Many people struggle with a quick or fiery temper. Although society often encourages people to express themselves and not hold back, God’s Word teaches that giving in to one’s temper is a sin.
The Bible has a lot to say about the importance of controlling one’s temper. It calls a person who easily loses his temper a “fool” (Proverbs 29:11; Ecclesiastes 7:9) and describes someone who cannot control himself as a “city whose walls are broken down” (Proverbs 25:28). A person with a hot temper is often at odds with those around him, becoming easily offended and lashing out in anger for even the smallest slight (Proverbs 15:18a). As children of God, we are called to love others (John 13:35; Ephesians 4:2, 31-32) and to be at peace (James 1:19; Proverbs 19:11; James 3:17-18). “Love covers a multitude of sins” (1 Peter 4:8). A person who maintains a calm, even temper is quicker to forgive and better able to live peaceably with others (Proverbs 15:1, 8b; 12:16; 19:11).
With the Holy Spirit in our lives, we will show the fruit of His work inside us. Some of the fruits of the Spirit are peace, patience, and self-control (Galatians 5:22–23)—these are essential to controlling the tendency to lose our temper. In fact, the Greek word translated “patience” (“longsuffering” in the KJV) carries the idea of “long-burning,” as in having a long fuse. As we grow in Christ, we should continue to deal appropriately with anger (no short fuses!) and react with love and patience (Colossians 3:8).

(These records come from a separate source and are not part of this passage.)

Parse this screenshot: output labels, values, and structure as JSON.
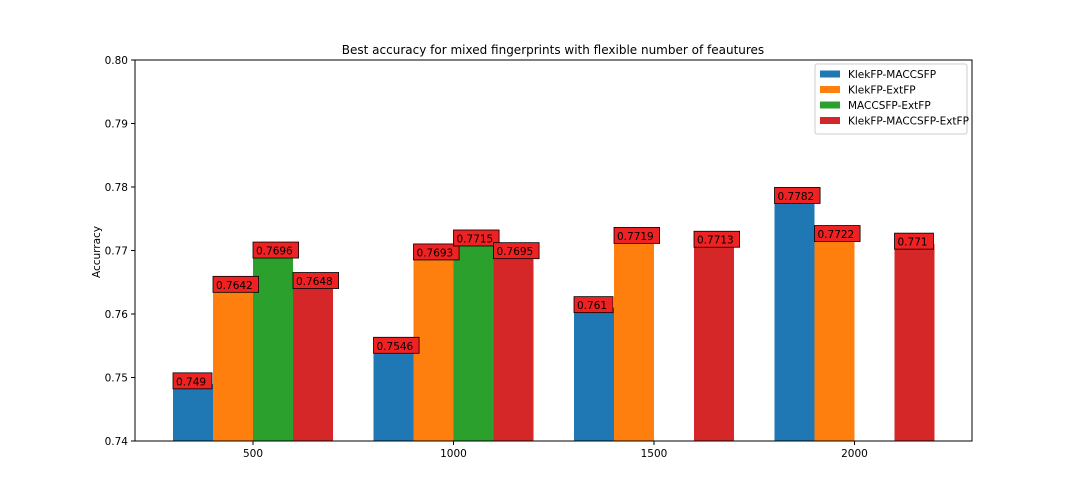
{
  "chart_data": {
    "type": "bar",
    "title": "Best accuracy for mixed fingerprints with flexible number of feautures",
    "xlabel": "",
    "ylabel": "Accurracy",
    "categories": [
      "500",
      "1000",
      "1500",
      "2000"
    ],
    "ylim": [
      0.74,
      0.8
    ],
    "yticks": [
      "0.74",
      "0.75",
      "0.76",
      "0.77",
      "0.78",
      "0.79",
      "0.80"
    ],
    "legend_position": "top-right",
    "grid": false,
    "series": [
      {
        "name": "KlekFP-MACCSFP",
        "color": "#1f77b4",
        "values": [
          0.749,
          0.7546,
          0.761,
          0.7782
        ],
        "labels": [
          "0.749",
          "0.7546",
          "0.761",
          "0.7782"
        ]
      },
      {
        "name": "KlekFP-ExtFP",
        "color": "#ff7f0e",
        "values": [
          0.7642,
          0.7693,
          0.7719,
          0.7722
        ],
        "labels": [
          "0.7642",
          "0.7693",
          "0.7719",
          "0.7722"
        ]
      },
      {
        "name": "MACCSFP-ExtFP",
        "color": "#2ca02c",
        "values": [
          0.7696,
          0.7715,
          null,
          null
        ],
        "labels": [
          "0.7696",
          "0.7715",
          null,
          null
        ]
      },
      {
        "name": "KlekFP-MACCSFP-ExtFP",
        "color": "#d62728",
        "values": [
          0.7648,
          0.7695,
          0.7713,
          0.771
        ],
        "labels": [
          "0.7648",
          "0.7695",
          "0.7713",
          "0.771"
        ]
      }
    ],
    "label_box_color": "#ee2222"
  }
}
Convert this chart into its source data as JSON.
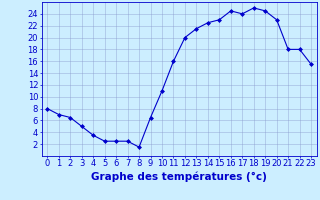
{
  "x": [
    0,
    1,
    2,
    3,
    4,
    5,
    6,
    7,
    8,
    9,
    10,
    11,
    12,
    13,
    14,
    15,
    16,
    17,
    18,
    19,
    20,
    21,
    22,
    23
  ],
  "y": [
    8,
    7,
    6.5,
    5,
    3.5,
    2.5,
    2.5,
    2.5,
    1.5,
    6.5,
    11,
    16,
    20,
    21.5,
    22.5,
    23,
    24.5,
    24,
    25,
    24.5,
    23,
    18,
    18,
    15.5
  ],
  "line_color": "#0000cc",
  "marker": "D",
  "marker_size": 2.0,
  "bg_color": "#cceeff",
  "grid_color": "#8899cc",
  "xlabel": "Graphe des températures (°c)",
  "xlabel_color": "#0000cc",
  "xlabel_fontsize": 7.5,
  "tick_color": "#0000cc",
  "tick_fontsize": 6,
  "ylim": [
    0,
    26
  ],
  "yticks": [
    2,
    4,
    6,
    8,
    10,
    12,
    14,
    16,
    18,
    20,
    22,
    24
  ],
  "xticks": [
    0,
    1,
    2,
    3,
    4,
    5,
    6,
    7,
    8,
    9,
    10,
    11,
    12,
    13,
    14,
    15,
    16,
    17,
    18,
    19,
    20,
    21,
    22,
    23
  ]
}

We may often feel justified in losing our temper, particularly when someone has hurt or offended us. But we are instructed to forgive (Matthew 5:44; 6:12; 18:21–22), not yield to anger or seek vengeance. It is ultimately God’s prerogative to punish evildoers (Deuteronomy 32:35; Romans 12:19). For an example of this forgiveness, we need only look to Jesus. When He was hanging on the cross, crucified for sins He did not commit, He did not release His wrath on the perpetrators. Instead, He asked God the Father to forgive them (Luke 23:34).
It’s important to note that anger is a valid emotion and is not always sinful. God allows for “righteous anger,” which is anger with the proper focus, the proper motivation, the proper control, the proper duration, and the proper result. Our problem is that our temper is often motivated by selfishness and directed toward other people instead of toward sin. That’s why God tells us to “let all bitterness and indignation and wrath (passion, rage, bad temper) and resentment (anger, animosity) . . . be banished from you” (Ephesians 4:31, AMP). With God’s help, we can keep our temper in check.